週刊サッカーダイジェストの【寸評・採点】
 
 日本代表は、ハビエル・アギーレ監督が基本布陣とする4-3-3でスタート。スタメンには、初招集組から皆川佑介、坂井達弥のふたりが名を連ねた。
 
 GKには川島永嗣。最終ラインは、左から長友佑都、坂井、吉田麻也、酒井宏樹が並び、中盤はアンカーに森重真人、左MFに田中順也、右MFに細貝萌という顔ぶれ。FWは左ウイングに岡崎慎司、トップに皆川、右ウイングに本田圭佑が起用された。
 
 前半の日本は、ウルグアイの堅い守りに阻まれてパスがつながらず、アタッキングゾーンを攻略できない。17分に岡崎のクロスから皆川がヘディングで合わせたシーン以外は、チャンスを作り出せなかった。
 
 逆に、34分にはミスを突かれ、日本はウルグアイに先制を許してしまう。酒井宏からのバックパスを坂井が痛恨のトラップミス。
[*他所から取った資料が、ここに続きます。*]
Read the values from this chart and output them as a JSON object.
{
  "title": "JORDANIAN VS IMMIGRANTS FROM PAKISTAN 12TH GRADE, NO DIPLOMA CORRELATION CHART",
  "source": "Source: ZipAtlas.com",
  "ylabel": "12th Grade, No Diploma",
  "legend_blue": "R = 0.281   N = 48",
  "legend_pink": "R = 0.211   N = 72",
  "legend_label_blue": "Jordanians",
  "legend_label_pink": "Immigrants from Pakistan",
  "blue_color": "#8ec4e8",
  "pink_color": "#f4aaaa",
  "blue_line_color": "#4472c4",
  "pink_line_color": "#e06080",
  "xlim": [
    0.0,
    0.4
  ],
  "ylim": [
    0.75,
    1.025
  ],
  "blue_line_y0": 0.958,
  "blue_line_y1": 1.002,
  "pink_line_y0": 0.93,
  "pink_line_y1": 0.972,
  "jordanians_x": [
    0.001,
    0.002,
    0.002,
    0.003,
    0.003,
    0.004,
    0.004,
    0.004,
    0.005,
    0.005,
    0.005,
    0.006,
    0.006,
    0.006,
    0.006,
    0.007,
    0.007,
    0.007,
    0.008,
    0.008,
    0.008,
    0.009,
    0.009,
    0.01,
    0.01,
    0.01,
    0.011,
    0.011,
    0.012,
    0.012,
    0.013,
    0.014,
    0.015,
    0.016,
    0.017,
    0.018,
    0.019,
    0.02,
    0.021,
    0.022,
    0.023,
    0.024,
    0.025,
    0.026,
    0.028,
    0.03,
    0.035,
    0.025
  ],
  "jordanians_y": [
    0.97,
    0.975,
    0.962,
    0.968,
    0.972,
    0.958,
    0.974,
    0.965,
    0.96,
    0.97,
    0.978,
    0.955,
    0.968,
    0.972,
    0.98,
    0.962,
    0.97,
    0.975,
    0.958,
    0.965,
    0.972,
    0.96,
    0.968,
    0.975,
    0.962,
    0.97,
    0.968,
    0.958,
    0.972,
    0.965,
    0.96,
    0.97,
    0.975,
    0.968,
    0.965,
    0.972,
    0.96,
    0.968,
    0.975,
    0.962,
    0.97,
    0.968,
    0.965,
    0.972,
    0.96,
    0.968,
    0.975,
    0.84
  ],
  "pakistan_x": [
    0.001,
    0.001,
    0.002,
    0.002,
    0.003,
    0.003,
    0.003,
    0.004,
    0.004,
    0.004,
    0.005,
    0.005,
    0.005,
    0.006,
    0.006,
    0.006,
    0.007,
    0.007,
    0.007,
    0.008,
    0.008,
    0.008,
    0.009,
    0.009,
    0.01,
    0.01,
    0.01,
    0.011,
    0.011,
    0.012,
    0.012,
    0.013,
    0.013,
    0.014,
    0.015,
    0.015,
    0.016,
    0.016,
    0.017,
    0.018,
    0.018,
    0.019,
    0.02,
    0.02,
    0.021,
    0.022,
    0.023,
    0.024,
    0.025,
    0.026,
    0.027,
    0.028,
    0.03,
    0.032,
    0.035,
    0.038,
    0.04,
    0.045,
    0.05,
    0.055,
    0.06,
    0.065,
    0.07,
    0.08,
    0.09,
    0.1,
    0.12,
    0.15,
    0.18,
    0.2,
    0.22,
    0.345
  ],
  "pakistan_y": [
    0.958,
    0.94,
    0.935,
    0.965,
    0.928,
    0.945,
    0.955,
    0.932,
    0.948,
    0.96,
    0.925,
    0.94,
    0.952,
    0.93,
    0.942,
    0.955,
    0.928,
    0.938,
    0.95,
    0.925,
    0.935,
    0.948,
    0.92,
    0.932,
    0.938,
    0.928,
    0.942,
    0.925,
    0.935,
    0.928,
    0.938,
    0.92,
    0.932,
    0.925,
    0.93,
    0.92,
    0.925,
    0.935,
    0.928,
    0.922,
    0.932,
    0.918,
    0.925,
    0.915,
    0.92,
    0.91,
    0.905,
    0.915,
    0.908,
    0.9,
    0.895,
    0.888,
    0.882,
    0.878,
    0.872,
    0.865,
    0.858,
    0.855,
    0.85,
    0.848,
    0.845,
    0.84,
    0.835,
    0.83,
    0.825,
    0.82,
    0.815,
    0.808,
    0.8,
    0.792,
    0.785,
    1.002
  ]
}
これを相手に拾われ、最後は日本が警戒していたエースのカバーニに決められてしまった。
 
 ウルグアイもさほどペースを掴めていたわけではない。前半のシュート数は日本の4本に対して、ウルグアイは3本。互いに効果的なアタックは見せられないまま前半を終えた。
 
 後半に入っても、試合全体の閉塞感は変わらなかった。そのうえ、
「ふたつの守備のミスが試合を決定づけてしまった」と試合後、アギーレ監督が語ったように、70分には再び日本がミスを犯し、A・エルナンデスに2点目を献上。攻撃面の停滞感もまったく解消されず、結局日本は、攻守両面でいい所なく、初陣を0-2で落とした。
 
 この試合、58分には皆川に代わって、同じく代表初招集の武藤嘉紀もデビュー。さらに89分には森岡亮太も初キャップを刻んだ。終盤には武藤がポスト直撃のミドルシュートを放つなど、旬な新戦力の勢いが感じられた場面もあったが、4年後に向けた新たなチームの船出としては、消化不良の感は否めない。